A maggior ragione in contesti business mutevoli, con sempre nuove fonti informative e dati da analizzare in movimento, magari in cloud, diventa indispensabile un’infrastruttura informativa, sopra le app e di livello Eim, che accomuni tutte le capacità utili a estrarre, integrare e produrre informazione, dovunque siano richieste, e così renda l’informazione condivisibile e riusabile da qualunque app.
Non ultima prescrizione, occorre evitare integrazioni informative punto a punto, pena l’esplosione dei costi di integrazione e con l’avvento dei big data la data integration è assai più sofisticata del tradizionale Extract Transfer & Load (Etl).
“Crediamo che l’Information Capabilities Framework, [Icf, vedi articolo – ndr], risultato di due anni di ricerca tra clienti Gartner, sia il primo passo verso una moderna infrastruttura informativa”, sottolinea Casonato, che ha subito precisato cosa l’Icf non è: un prodotto che si compra dal vendor di fiducia o il modello di information management ultimo e non più perfettibile. Si propone invece come linea guida per una progressiva modernizzazione dell’infrastruttura informativa. Perché sarà giocoforza partire da dove si è, dai propri Erp, e seguire un approccio dove, nel percorso verso una managed information, si darà priorità alle app che si individueranno strategiche.
Si tratta di un framework “del tutto indipendente dalla tecnologia, dall’applicazione che lo utilizza e dai contenuti informativi dello usecase in quanto disconnette le capacità associate all’informazione dalle singole applicazioni”, precisa Casonato.

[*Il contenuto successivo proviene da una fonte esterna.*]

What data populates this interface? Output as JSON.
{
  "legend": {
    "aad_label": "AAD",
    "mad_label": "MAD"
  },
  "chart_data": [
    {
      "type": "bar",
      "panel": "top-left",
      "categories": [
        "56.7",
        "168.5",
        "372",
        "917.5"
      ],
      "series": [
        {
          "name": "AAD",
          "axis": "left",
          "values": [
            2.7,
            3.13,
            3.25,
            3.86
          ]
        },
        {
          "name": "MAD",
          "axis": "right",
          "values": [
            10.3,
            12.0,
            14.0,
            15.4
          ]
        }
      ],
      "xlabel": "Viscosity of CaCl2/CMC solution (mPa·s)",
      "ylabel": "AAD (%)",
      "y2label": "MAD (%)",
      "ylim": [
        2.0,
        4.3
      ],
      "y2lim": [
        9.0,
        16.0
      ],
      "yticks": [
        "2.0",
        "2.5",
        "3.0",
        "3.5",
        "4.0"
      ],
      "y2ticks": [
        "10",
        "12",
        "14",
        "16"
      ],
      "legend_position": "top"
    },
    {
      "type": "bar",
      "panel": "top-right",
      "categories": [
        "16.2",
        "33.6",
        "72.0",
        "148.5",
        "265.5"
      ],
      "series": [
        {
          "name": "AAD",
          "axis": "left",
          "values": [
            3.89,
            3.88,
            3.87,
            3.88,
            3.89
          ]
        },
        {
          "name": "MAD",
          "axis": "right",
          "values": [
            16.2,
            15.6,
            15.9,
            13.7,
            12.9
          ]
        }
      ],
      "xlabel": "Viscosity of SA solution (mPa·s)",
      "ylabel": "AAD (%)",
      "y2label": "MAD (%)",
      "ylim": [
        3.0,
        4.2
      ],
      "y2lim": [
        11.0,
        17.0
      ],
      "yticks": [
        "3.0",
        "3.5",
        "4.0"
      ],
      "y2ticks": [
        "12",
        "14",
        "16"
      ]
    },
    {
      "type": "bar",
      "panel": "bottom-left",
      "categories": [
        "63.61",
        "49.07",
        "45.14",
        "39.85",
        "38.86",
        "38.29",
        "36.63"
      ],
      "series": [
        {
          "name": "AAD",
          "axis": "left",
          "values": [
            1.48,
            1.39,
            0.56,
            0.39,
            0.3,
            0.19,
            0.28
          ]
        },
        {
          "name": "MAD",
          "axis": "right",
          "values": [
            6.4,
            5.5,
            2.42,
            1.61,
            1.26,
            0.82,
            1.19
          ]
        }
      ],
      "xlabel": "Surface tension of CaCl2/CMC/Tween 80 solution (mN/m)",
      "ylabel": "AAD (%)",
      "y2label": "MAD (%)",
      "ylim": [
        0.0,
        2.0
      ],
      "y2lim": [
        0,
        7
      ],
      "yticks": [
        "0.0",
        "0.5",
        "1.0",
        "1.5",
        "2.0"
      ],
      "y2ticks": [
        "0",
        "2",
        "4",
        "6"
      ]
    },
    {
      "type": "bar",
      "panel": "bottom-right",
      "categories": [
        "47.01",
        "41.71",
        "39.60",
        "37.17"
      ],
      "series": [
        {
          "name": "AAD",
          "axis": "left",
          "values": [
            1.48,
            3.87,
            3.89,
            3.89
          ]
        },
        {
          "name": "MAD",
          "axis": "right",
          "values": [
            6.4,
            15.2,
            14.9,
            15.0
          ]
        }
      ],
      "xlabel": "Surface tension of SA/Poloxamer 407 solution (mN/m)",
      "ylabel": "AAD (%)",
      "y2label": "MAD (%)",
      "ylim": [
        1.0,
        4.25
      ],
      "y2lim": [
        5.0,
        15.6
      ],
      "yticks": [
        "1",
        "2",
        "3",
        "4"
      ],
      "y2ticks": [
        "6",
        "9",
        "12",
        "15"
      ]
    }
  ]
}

Lo spirito di un modello di questo tipo? “Liberare l’informazione”, risponde lapidaria Casonato. “Va visto come la mappa di un percorso per arrivare a riutilizzare e condividere informazioni e superare la condizione in cui l’informazione disponibile viene con il contagocce da una sola applicazione alla volta. Il che non ha più senso quando con i big data applicazioni, dati e analytics piovono da tutte le parti. Una stessa informazione, usata per esempio per rendere più efficiente una supply chain, può e deve potere essere immediatamente riutilizzata per la retention di un cliente”.
Usare principi Icf
Gartner, fino a oggi, ha visto solo parziali e limitate implementazioni di modelli capaci di astrarre informazione dalle applicazioni. Ma sarebbe importante cominciare da subito a praticare “principi Icf”; per nuovi usecase o applicazioni ragionare in termini di capacità comuni e condivise; praticare un’evoluzione incrementale; cominciare a metter a fattor comune le capacità più semplici; convincere gli sviluppatori, che dovranno rassegnarsi all’idea di abbandonare l’ottimizzazione dell’informazione per una sola applicazione; giustificare il piano stesso di implementazione graduale con i risparmi prodotti, evidenziando le risorse che si sprecano ogni volta che si deve far funzionare l’utilizzo comune di informazione tra due app “monolitiche”.
Infine ha senso usare il modello Icf in “prospettiva di ecosistema per determinare ruolo e valore di vendor specifici. Aiuterà a valutare quanto i vendor sono allineati alla vision per l’Infrastruttura informativa che si vuole perseguire e individuare i loro punti di forza e di debolezza!, conclude Casonato.